Keterkejutan Xiao Mandai mencapai puncaknya saat dia merasakan hantaman energi pedang yang menabrak tinjunya dengan dahsyat. Kekuatan dorongan tersebut bahkan membuatnya mundur dua langkah terhuyung-huyung. Dengan mata terbelalak, dia menatap luka yang menganga cukup dalam di tangannya, rasa sakit menyeruak tajam di saraf-sarafnya.
“Aku tak pernah menyangka ada senjata di dunia ini yang dapat melukai diriku yang telah Mengkultivasi Teknik Khusus ini. Patut kau bangga,” ujarnya sambil tersenyum pahit. “Tapi sekarang, biarkan aku menunjukkan kepadamu kekuatan sejati.”
Kemudian, dengan sekilas kedipan mata, aura Xiao Mandai bertransformasi menjadi lebih garang dan menindih. Ia menyebutkan, “Teknik Tubuh Abadi.” Urat-urat di ototnya berdenyut semakin kuat, badannya bertambah tinggi, menambah rasa ngeri bagi siapa saja yang menyaksikan. Bahkan luka di tangannya telah sembuh seperti sedia kala.
“Apakah ia akan meledakkan tubuhnya?” gumam Zhi Hao dengan rasa was-was.
“Itu tak penting, fokuslah menemukan kelemahannya. Hanya dengan itu, kau bisa mengalahkannya,” bisik Qianlong dengan mendesak dalam kepala Zhi Hao.

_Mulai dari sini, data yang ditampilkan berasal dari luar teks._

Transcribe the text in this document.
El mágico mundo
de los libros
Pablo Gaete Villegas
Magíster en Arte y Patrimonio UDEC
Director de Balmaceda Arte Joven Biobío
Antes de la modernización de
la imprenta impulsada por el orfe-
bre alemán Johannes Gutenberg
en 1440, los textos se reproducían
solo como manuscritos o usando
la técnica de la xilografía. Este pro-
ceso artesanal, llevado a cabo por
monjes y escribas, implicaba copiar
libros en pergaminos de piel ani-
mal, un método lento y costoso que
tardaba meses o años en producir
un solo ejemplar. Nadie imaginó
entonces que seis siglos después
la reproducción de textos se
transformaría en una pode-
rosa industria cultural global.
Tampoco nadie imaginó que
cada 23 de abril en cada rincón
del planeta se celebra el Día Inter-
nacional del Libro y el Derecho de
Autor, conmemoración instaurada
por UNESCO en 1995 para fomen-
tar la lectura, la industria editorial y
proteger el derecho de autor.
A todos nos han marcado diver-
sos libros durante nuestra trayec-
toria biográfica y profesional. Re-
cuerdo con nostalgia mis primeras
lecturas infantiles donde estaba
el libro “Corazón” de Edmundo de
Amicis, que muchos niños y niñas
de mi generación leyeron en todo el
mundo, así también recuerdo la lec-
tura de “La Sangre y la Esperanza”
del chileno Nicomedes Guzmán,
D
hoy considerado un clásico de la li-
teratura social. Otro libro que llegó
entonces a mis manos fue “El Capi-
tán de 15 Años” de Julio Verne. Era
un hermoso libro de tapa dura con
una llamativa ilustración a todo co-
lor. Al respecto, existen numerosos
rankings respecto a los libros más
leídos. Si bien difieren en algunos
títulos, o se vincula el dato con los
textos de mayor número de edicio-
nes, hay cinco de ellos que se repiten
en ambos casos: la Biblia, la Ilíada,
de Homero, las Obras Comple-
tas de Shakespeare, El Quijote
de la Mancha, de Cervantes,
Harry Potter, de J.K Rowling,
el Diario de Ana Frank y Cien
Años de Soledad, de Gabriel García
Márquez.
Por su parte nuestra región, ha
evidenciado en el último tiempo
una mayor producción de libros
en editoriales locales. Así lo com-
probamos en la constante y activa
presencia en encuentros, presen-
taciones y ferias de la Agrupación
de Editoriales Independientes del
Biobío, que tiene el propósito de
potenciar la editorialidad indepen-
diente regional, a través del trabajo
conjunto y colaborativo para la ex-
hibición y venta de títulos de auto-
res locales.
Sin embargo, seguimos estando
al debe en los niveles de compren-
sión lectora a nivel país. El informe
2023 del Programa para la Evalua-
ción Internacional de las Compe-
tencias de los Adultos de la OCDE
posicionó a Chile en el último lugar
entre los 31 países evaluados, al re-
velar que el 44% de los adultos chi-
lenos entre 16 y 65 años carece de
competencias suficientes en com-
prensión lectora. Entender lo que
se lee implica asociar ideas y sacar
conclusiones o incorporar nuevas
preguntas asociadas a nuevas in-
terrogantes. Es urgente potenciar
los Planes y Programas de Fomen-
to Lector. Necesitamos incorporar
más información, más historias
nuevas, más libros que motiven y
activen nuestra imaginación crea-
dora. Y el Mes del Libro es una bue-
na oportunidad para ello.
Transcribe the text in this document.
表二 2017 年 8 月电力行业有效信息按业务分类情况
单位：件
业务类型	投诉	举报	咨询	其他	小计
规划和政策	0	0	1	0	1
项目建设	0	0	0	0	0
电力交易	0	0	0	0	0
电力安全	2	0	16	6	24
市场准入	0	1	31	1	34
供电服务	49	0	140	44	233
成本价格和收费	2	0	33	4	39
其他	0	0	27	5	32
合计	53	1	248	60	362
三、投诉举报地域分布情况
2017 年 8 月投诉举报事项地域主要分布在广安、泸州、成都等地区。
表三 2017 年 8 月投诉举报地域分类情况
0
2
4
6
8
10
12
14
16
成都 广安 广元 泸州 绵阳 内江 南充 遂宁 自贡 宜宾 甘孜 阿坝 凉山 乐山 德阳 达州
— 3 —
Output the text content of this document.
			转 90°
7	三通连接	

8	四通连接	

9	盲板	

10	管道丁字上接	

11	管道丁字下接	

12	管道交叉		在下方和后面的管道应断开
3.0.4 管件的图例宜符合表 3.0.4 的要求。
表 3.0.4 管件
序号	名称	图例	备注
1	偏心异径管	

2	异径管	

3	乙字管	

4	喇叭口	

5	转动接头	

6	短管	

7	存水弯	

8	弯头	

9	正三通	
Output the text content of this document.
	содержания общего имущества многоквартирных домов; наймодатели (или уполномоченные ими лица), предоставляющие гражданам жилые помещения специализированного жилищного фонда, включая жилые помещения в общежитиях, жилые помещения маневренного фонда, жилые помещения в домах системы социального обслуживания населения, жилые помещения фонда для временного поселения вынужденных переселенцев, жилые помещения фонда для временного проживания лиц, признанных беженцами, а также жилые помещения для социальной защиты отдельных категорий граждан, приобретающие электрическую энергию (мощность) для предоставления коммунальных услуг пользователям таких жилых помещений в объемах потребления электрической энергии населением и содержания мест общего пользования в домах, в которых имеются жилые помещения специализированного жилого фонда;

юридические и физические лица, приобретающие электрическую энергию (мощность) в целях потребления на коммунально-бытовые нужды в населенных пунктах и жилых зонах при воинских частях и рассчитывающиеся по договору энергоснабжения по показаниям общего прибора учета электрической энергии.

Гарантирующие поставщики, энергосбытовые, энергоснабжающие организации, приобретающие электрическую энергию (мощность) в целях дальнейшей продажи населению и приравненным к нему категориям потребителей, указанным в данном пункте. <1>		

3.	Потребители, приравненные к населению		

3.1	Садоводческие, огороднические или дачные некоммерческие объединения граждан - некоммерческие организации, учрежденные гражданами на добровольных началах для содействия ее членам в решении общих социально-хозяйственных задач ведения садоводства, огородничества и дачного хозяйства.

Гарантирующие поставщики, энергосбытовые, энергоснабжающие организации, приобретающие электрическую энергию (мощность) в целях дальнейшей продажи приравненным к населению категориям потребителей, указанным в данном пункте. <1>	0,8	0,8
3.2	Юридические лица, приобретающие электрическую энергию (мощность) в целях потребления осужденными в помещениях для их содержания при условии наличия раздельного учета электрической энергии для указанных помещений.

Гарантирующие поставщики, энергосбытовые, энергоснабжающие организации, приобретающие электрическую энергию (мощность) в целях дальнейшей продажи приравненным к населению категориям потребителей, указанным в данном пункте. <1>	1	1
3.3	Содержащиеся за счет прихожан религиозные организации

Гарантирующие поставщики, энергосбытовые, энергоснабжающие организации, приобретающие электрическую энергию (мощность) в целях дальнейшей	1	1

Dengan determinasi yang menggebu, Zhi Hao berkelebat bagai bayangan, bergerak dengan lincahnya mengelilingi Xiao Mandai, mencari celah serangan yang akan menentukan kemenangan atau kekalahan dalam pertarungan sengit ini.
Xiao Mandai, merasakan ancaman, mengayunkan tangannya yang telah membengkak besar dengan kecepatan dan kekuatan yang mencengangkan, siap menebas segala yang mendekat.